Mechanisms by Which the Atypical Antipsychotic Agents May Cause Diabetes Mellitus

There are a number of ways in which the atypical antipsychotic medications could lead to hyperglycemia and diabetes mellitus. As discussed earlier in this chapter, decreased sensitivity (increased resistance) to insulin and decreased insulin secretion as a result of decreased beta cell function are involved in the development of type II diabetes mellitus. A few controlled studies suggest that the atypical antipsychotic medications affect insulin resistance rather than causing a primary defect in insulin secretion (Henderson et al. 2000b; Selke et al. 2000). The insulin resistance seen during atypical antipsychotic treatment may be a result of increased central adiposity, or it may arise from the direct effect of the medication's action on the glucose transporter function (Haupt and Newcomer 2001). Dwyer et al. (1999) studied the effects of atypical antipsychotic agents on glucose transporter function. They suggested that a structure-function relationship exists in which similar drugs, such as clozapine and olanzapine, achieve relatively higher intracellular concentrations and bind to, and thus interfere with, the function of the glucose transporter proteins (Haupt and Newcomer 2001).

Another mechanism by which the atypical antipsychotic agents may lead to hyperglycemia and diabetes mellitus is antagonism of the serotonin 5-HT1A receptors. Antagonism of the 5-HT1A receptors may decrease pancreatic beta cell responsiveness to blood sugar levels, resulting in disturbances in glucose metabolism secondary to decreased insulin secretion (Wirshing et al. 1998).
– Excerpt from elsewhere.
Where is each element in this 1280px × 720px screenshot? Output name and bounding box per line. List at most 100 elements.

Melkersson and colleagues, however, found that patients treated with olanzapine had higher fasting insulin levels on comparison of baseline to 5-month follow-up, suggesting that impaired beta cell function is an unlikely cause for olanzapine-associated diabetes mellitus (Melk-ersson et al. 2000). Their group found that although 11 of 14 olanzapine-treated patients (79%) were normoglycemic, and only 3 showed increased blood glucose values, the majority of patients (10 of 14, or 71%) had insulin levels above the normal limit. The report also noted increased rates of hyperleptinemia, hypertriglyceridemia, and hypercholesterolemia. In short, Melkersson and colleagues found that olanzapine treatment was associated with weight gain and elevated levels of insulin, leptin, and blood glucose levels as well as insulin resistance, with 3 patients diagnosed with diabetes mellitus (Melkersson et al. 2000). The elevated insulin values argue against the theory that antagonism of the serotonin receptors by some atypical anti-psychotic agents, a property that could theoretically lead to decreased beta cell insulin production, causes hyperglycemia and diabetes mellitus. It is also worth noting that olanzapine has little affinity for 5-HT1A receptors.
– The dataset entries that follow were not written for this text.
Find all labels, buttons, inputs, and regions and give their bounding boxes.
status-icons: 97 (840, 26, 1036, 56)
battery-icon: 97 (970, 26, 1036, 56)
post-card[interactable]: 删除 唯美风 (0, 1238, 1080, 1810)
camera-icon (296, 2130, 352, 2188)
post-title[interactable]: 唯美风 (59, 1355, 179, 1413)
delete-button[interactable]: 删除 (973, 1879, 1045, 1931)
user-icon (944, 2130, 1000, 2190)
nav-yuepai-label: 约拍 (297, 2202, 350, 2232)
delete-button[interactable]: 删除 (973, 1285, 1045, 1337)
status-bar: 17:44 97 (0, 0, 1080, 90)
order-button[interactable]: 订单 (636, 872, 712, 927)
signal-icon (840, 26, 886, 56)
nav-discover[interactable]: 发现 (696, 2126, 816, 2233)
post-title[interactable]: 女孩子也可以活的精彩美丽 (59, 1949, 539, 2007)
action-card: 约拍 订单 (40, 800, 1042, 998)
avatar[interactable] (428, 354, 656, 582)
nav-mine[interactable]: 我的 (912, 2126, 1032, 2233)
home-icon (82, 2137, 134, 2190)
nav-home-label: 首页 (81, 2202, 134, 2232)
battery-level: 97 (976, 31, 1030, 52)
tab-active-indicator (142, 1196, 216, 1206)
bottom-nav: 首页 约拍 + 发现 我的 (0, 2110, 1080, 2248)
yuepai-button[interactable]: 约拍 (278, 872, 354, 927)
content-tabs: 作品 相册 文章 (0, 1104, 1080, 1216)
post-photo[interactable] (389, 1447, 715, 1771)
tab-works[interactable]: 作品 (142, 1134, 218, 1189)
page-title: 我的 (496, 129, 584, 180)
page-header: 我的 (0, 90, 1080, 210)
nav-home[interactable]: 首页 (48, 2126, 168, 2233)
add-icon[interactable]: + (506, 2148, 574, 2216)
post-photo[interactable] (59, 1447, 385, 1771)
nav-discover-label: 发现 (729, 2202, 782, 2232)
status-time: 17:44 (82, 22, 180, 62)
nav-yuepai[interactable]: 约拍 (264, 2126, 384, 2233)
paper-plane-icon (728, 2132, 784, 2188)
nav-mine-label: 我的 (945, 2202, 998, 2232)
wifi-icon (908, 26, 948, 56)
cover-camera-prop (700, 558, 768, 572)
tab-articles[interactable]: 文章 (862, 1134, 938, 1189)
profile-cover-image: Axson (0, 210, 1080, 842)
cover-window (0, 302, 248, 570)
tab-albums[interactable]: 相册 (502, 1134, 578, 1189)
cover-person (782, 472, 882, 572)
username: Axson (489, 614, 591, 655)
Central obesity is a significant risk factor for the development of type II diabetes mellitus in schizophrenic patients as well as in the general population. The risk for the development of type II diabetes in mildly obese individuals has been reported as 2-fold, in moderately obese individuals

5-fold, and in severely obese individuals 10-fold (Pi-Snyder 1993). It seems, however, that the duration of obesity is a greater determinant of risk than simply being obese. That is, if a patient gains a considerable amount of weight and maintains this weight, his or her risk of developing hyperglycemia or type II diabetes mellitus appears to be increased (Henderson 2001a).

Notably, in several of the case studies and research studies mentioned in this chapter, weight gain was not associated with the development of diabetes mellitus or DKA during atypical antipsychotic therapy. Indeed, many of the individuals who developed diabetes mellitus or DKA were of normal weight. Thus, while all obese individuals are at increased risk for the development of type II diabetes mellitus, the added obesity caused by the atypical antipsychotic medications does not appear to be the sole reason for the development of diabetes mellitus or DKA in schizophrenia patients. Nevertheless, if a schizophrenia patient gains a considerable amount of weight and maintains that weight, his or her risk of developing type II diabetes is significantly increased.